Département des finances

L’avis relatif à l’intervention est disponible

Wortlaut

Le Conseil fédéral est chargé de modifier l’art. 20a, al. 1, let. a, de la loi fédérale du 14 décembre 1990 sur l’impôt fédéral direct (LIFD; RS 642.11) de manière à ce que l’utilisation des réserves de liquidités par l’acquéreur dans les cinq ans suivant un transfert d’entreprise ne soit pas considérée comme une liquidation partielle imposable pour le vendeur, pour autant que les fonds soient utilisés pour des investissements d’exploitation ou pour renforcer le fonds de roulement.

Begründung

La réglementation actuelle prévue à l’art. 20a, al. 1, let. a, LIFD pose un problème fondamental aux vendeurs d’entreprises : ils sont imposés pour les décisions opérationnelles prises par l’acquéreur, alors qu’ils n’ont plus aucune influence, depuis la vente, sur la gestion de l’entreprise ni sur l’utilisation des liquidités dont celle-ci dispose. Cette pratique a pour conséquence que les acheteurs sont contraints soit de laisser des réserves de liquidités inutilisées au sein de l’entreprise, soit d’inclure des clauses complexes de blocage des fonds dans les contrats de vente afin d’éviter tout risque fiscal pour le vendeur. Ces deux options limitent la liberté d’action économique de l’acheteur et la flexibilité indispensable à la réussite de la succession d’une entreprise.

La discrimination systématique dont sont victimes les vendeurs, du fait de l’imposition de décisions sur lesquelles ils n’ont plus aucune prise, est contraire au principe de responsabilité fiscale et engendre inutilement une insécurité juridique. Cette situation a des répercussions négatives directes sur l’attrait de la Suisse en tant que lieu de transmission d’entreprises, en particulier pour les investisseurs internationaux, qui hésitent à faire des acquisitions en raison des risques fiscaux. De plus, la réglementation actuelle a pour effet de bloquer souvent des réserves de liquidités de manière improductive de sorte qu’elles ne sont pas investies dans la croissance ou l’innovation. Une modification de la loi visant à limiter l’imposition aux prélèvements privés effectifs du vendeur permettra non seulement d’assurer la sécurité juridique, mais aussi de renforcer la compétitivité de la Suisse en tant que place économique. Cette modification constituera une avancée importante, surtout pour les PME, qui ont particulièrement besoin de solutions de succession flexibles. Elle facilitera la relève générationnelle et préservera le dynamisme des PME suisses.

Antrag des Bundesrates

Rejet

Stellungnahme des Bundesrates

L’actuel art. 20a de la loi fédérale sur l’impôt fédéral direct (LIFD ; RS 642.11) a été introduit en 2006, afin à la fois de codifier et de limiter la pratique qui était suivie par le Tribunal fédéral en matière de liquidation partielle indirecte.
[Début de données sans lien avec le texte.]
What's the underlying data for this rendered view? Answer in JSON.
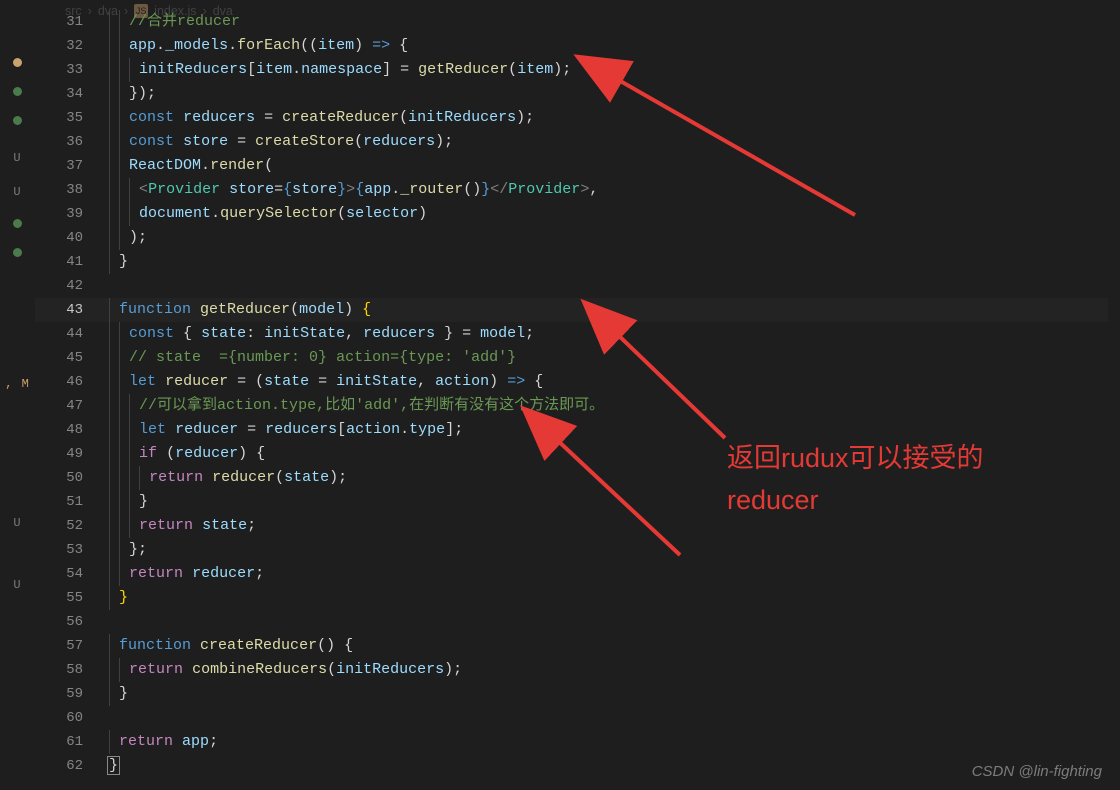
{
  "breadcrumb": {
    "seg1": "src",
    "seg2": "dva",
    "file": "index.js",
    "tail": "dva"
  },
  "rail": {
    "dots": [
      "#c9a26d",
      "#4b7a4b",
      "#4b7a4b"
    ],
    "marks": [
      "U",
      "U",
      "",
      ", M",
      "",
      "",
      "U",
      "",
      "U"
    ],
    "dots2": [
      "#4b7a4b",
      "#4b7a4b"
    ]
  },
  "lines": {
    "31": {
      "i": 2,
      "tokens": [
        [
          "c-comment",
          "//合并reducer"
        ]
      ]
    },
    "32": {
      "i": 2,
      "tokens": [
        [
          "c-var",
          "app"
        ],
        [
          "c-punct",
          "."
        ],
        [
          "c-var",
          "_models"
        ],
        [
          "c-punct",
          "."
        ],
        [
          "c-func",
          "forEach"
        ],
        [
          "c-punct",
          "(("
        ],
        [
          "c-var",
          "item"
        ],
        [
          "c-punct",
          ") "
        ],
        [
          "c-keyword",
          "=>"
        ],
        [
          "c-punct",
          " {"
        ]
      ]
    },
    "33": {
      "i": 3,
      "tokens": [
        [
          "c-var",
          "initReducers"
        ],
        [
          "c-punct",
          "["
        ],
        [
          "c-var",
          "item"
        ],
        [
          "c-punct",
          "."
        ],
        [
          "c-var",
          "namespace"
        ],
        [
          "c-punct",
          "] = "
        ],
        [
          "c-func",
          "getReducer"
        ],
        [
          "c-punct",
          "("
        ],
        [
          "c-var",
          "item"
        ],
        [
          "c-punct",
          ");"
        ]
      ]
    },
    "34": {
      "i": 2,
      "tokens": [
        [
          "c-punct",
          "});"
        ]
      ]
    },
    "35": {
      "i": 2,
      "tokens": [
        [
          "c-keyword",
          "const"
        ],
        [
          "c-punct",
          " "
        ],
        [
          "c-var",
          "reducers"
        ],
        [
          "c-punct",
          " = "
        ],
        [
          "c-func",
          "createReducer"
        ],
        [
          "c-punct",
          "("
        ],
        [
          "c-var",
          "initReducers"
        ],
        [
          "c-punct",
          ");"
        ]
      ]
    },
    "36": {
      "i": 2,
      "tokens": [
        [
          "c-keyword",
          "const"
        ],
        [
          "c-punct",
          " "
        ],
        [
          "c-var",
          "store"
        ],
        [
          "c-punct",
          " = "
        ],
        [
          "c-func",
          "createStore"
        ],
        [
          "c-punct",
          "("
        ],
        [
          "c-var",
          "reducers"
        ],
        [
          "c-punct",
          ");"
        ]
      ]
    },
    "37": {
      "i": 2,
      "tokens": [
        [
          "c-var",
          "ReactDOM"
        ],
        [
          "c-punct",
          "."
        ],
        [
          "c-func",
          "render"
        ],
        [
          "c-punct",
          "("
        ]
      ]
    },
    "38": {
      "i": 3,
      "tokens": [
        [
          "c-jsx",
          "<"
        ],
        [
          "c-type",
          "Provider"
        ],
        [
          "c-punct",
          " "
        ],
        [
          "c-var",
          "store"
        ],
        [
          "c-punct",
          "="
        ],
        [
          "c-keyword",
          "{"
        ],
        [
          "c-var",
          "store"
        ],
        [
          "c-keyword",
          "}"
        ],
        [
          "c-jsx",
          ">"
        ],
        [
          "c-keyword",
          "{"
        ],
        [
          "c-var",
          "app"
        ],
        [
          "c-punct",
          "."
        ],
        [
          "c-func",
          "_router"
        ],
        [
          "c-punct",
          "()"
        ],
        [
          "c-keyword",
          "}"
        ],
        [
          "c-jsx",
          "</"
        ],
        [
          "c-type",
          "Provider"
        ],
        [
          "c-jsx",
          ">"
        ],
        [
          "c-punct",
          ","
        ]
      ]
    },
    "39": {
      "i": 3,
      "tokens": [
        [
          "c-var",
          "document"
        ],
        [
          "c-punct",
          "."
        ],
        [
          "c-func",
          "querySelector"
        ],
        [
          "c-punct",
          "("
        ],
        [
          "c-var",
          "selector"
        ],
        [
          "c-punct",
          ")"
        ]
      ]
    },
    "40": {
      "i": 2,
      "tokens": [
        [
          "c-punct",
          ");"
        ]
      ]
    },
    "41": {
      "i": 1,
      "tokens": [
        [
          "c-punct",
          "}"
        ]
      ]
    },
    "42": {
      "i": 0,
      "tokens": []
    },
    "43": {
      "i": 1,
      "tokens": [
        [
          "c-keyword",
          "function"
        ],
        [
          "c-punct",
          " "
        ],
        [
          "c-func",
          "getReducer"
        ],
        [
          "c-punct",
          "("
        ],
        [
          "c-var",
          "model"
        ],
        [
          "c-punct",
          ") "
        ],
        [
          "bracket-y",
          "{"
        ]
      ]
    },
    "44": {
      "i": 2,
      "tokens": [
        [
          "c-keyword",
          "const"
        ],
        [
          "c-punct",
          " { "
        ],
        [
          "c-var",
          "state"
        ],
        [
          "c-punct",
          ": "
        ],
        [
          "c-var",
          "initState"
        ],
        [
          "c-punct",
          ", "
        ],
        [
          "c-var",
          "reducers"
        ],
        [
          "c-punct",
          " } = "
        ],
        [
          "c-var",
          "model"
        ],
        [
          "c-punct",
          ";"
        ]
      ]
    },
    "45": {
      "i": 2,
      "tokens": [
        [
          "c-comment",
          "// state  ={number: 0} action={type: 'add'}"
        ]
      ]
    },
    "46": {
      "i": 2,
      "tokens": [
        [
          "c-keyword",
          "let"
        ],
        [
          "c-punct",
          " "
        ],
        [
          "c-func",
          "reducer"
        ],
        [
          "c-punct",
          " = ("
        ],
        [
          "c-var",
          "state"
        ],
        [
          "c-punct",
          " = "
        ],
        [
          "c-var",
          "initState"
        ],
        [
          "c-punct",
          ", "
        ],
        [
          "c-var",
          "action"
        ],
        [
          "c-punct",
          ") "
        ],
        [
          "c-keyword",
          "=>"
        ],
        [
          "c-punct",
          " {"
        ]
      ]
    },
    "47": {
      "i": 3,
      "tokens": [
        [
          "c-comment",
          "//可以拿到action.type,比如'add',在判断有没有这个方法即可。"
        ]
      ]
    },
    "48": {
      "i": 3,
      "tokens": [
        [
          "c-keyword",
          "let"
        ],
        [
          "c-punct",
          " "
        ],
        [
          "c-var",
          "reducer"
        ],
        [
          "c-punct",
          " = "
        ],
        [
          "c-var",
          "reducers"
        ],
        [
          "c-punct",
          "["
        ],
        [
          "c-var",
          "action"
        ],
        [
          "c-punct",
          "."
        ],
        [
          "c-var",
          "type"
        ],
        [
          "c-punct",
          "];"
        ]
      ]
    },
    "49": {
      "i": 3,
      "tokens": [
        [
          "c-purple",
          "if"
        ],
        [
          "c-punct",
          " ("
        ],
        [
          "c-var",
          "reducer"
        ],
        [
          "c-punct",
          ") {"
        ]
      ]
    },
    "50": {
      "i": 4,
      "tokens": [
        [
          "c-purple",
          "return"
        ],
        [
          "c-punct",
          " "
        ],
        [
          "c-func",
          "reducer"
        ],
        [
          "c-punct",
          "("
        ],
        [
          "c-var",
          "state"
        ],
        [
          "c-punct",
          ");"
        ]
      ]
    },
    "51": {
      "i": 3,
      "tokens": [
        [
          "c-punct",
          "}"
        ]
      ]
    },
    "52": {
      "i": 3,
      "tokens": [
        [
          "c-purple",
          "return"
        ],
        [
          "c-punct",
          " "
        ],
        [
          "c-var",
          "state"
        ],
        [
          "c-punct",
          ";"
        ]
      ]
    },
    "53": {
      "i": 2,
      "tokens": [
        [
          "c-punct",
          "};"
        ]
      ]
    },
    "54": {
      "i": 2,
      "tokens": [
        [
          "c-purple",
          "return"
        ],
        [
          "c-punct",
          " "
        ],
        [
          "c-var",
          "reducer"
        ],
        [
          "c-punct",
          ";"
        ]
      ]
    },
    "55": {
      "i": 1,
      "tokens": [
        [
          "bracket-y",
          "}"
        ]
      ]
    },
    "56": {
      "i": 0,
      "tokens": []
    },
    "57": {
      "i": 1,
      "tokens": [
        [
          "c-keyword",
          "function"
        ],
        [
          "c-punct",
          " "
        ],
        [
          "c-func",
          "createReducer"
        ],
        [
          "c-punct",
          "() {"
        ]
      ]
    },
    "58": {
      "i": 2,
      "tokens": [
        [
          "c-purple",
          "return"
        ],
        [
          "c-punct",
          " "
        ],
        [
          "c-func",
          "combineReducers"
        ],
        [
          "c-punct",
          "("
        ],
        [
          "c-var",
          "initReducers"
        ],
        [
          "c-punct",
          ");"
        ]
      ]
    },
    "59": {
      "i": 1,
      "tokens": [
        [
          "c-punct",
          "}"
        ]
      ]
    },
    "60": {
      "i": 0,
      "tokens": []
    },
    "61": {
      "i": 1,
      "tokens": [
        [
          "c-purple",
          "return"
        ],
        [
          "c-punct",
          " "
        ],
        [
          "c-var",
          "app"
        ],
        [
          "c-punct",
          ";"
        ]
      ]
    },
    "62": {
      "i": 0,
      "tokens": [
        [
          "sel-bracket",
          "}"
        ]
      ]
    }
  },
  "lineOrder": [
    "31",
    "32",
    "33",
    "34",
    "35",
    "36",
    "37",
    "38",
    "39",
    "40",
    "41",
    "42",
    "43",
    "44",
    "45",
    "46",
    "47",
    "48",
    "49",
    "50",
    "51",
    "52",
    "53",
    "54",
    "55",
    "56",
    "57",
    "58",
    "59",
    "60",
    "61",
    "62"
  ],
  "currentLine": "43",
  "annotation": {
    "text1": "返回rudux可以接受的",
    "text2": "reducer"
  },
  "watermark": "CSDN @lin-fighting"
}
La délimitation entre gains en capital non imposables et dividendes imposables reste encore nécessaire dans le droit fiscal actuel. L’art. 20a, al. 1, let. a, LIFD établit cette délimitation en indiquant que la distribution de substance non nécessaire à l’exploitation est une condition sine qua non pour que le vendeur soit imposé. Les détails relatifs à ce critère sont concrétisés dans la pratique et la jurisprudence. Selon l’interprétation du Conseil fédéral, les « réserves de liquidités » mentionnées dans la motion correspondent à une telle substance non nécessaire à l’exploitation, sous forme liquide. Pour qu’elles soient soumises à l’imposition, il faudrait ajouter une nouvelle condition dans la loi, qui serait toutefois difficile à mettre en œuvre. En effet, étant donné que les liquidités sont fongibles, il serait compliqué dans la pratique de prouver, pour un groupe d’entreprises avec divers flux financiers, tels que des investissements et des remboursements de crédits, que les fonds distribués ont été utilisés pour des investissements d’exploitation ou pour renforcer le fonds de roulement. Aujourd’hui déjà, la substance non nécessaire à l’exploitation, dont la distribution ultérieure aurait des conséquences fiscales indésirables pour le vendeur, peut être distribuée avant la vente. Sans transfert de substance non nécessaire à l’exploitation, le prix d’achat peut être réduit, ce qui rend l’achat abordable pour un grand nombre de personnes et facilite les successions flexibles d’entreprises dans le secteur des PME. La réglementation actuelle sert à limiter les structurations de ventes d’entreprises motivées par la planification fiscale, qui visent à transformer le produit imposable de la liquidation en gains en capital exonérés d’impôt. La mise en œuvre de la motion favoriserait cet instrument de planification fiscale et entraînerait vraisemblablement une augmentation du recours à de tels montages. Le Conseil fédéral estime par conséquent qu’il n’est pas nécessaire de modifier la loi.

Le Conseil fédéral propose de rejeter la motion.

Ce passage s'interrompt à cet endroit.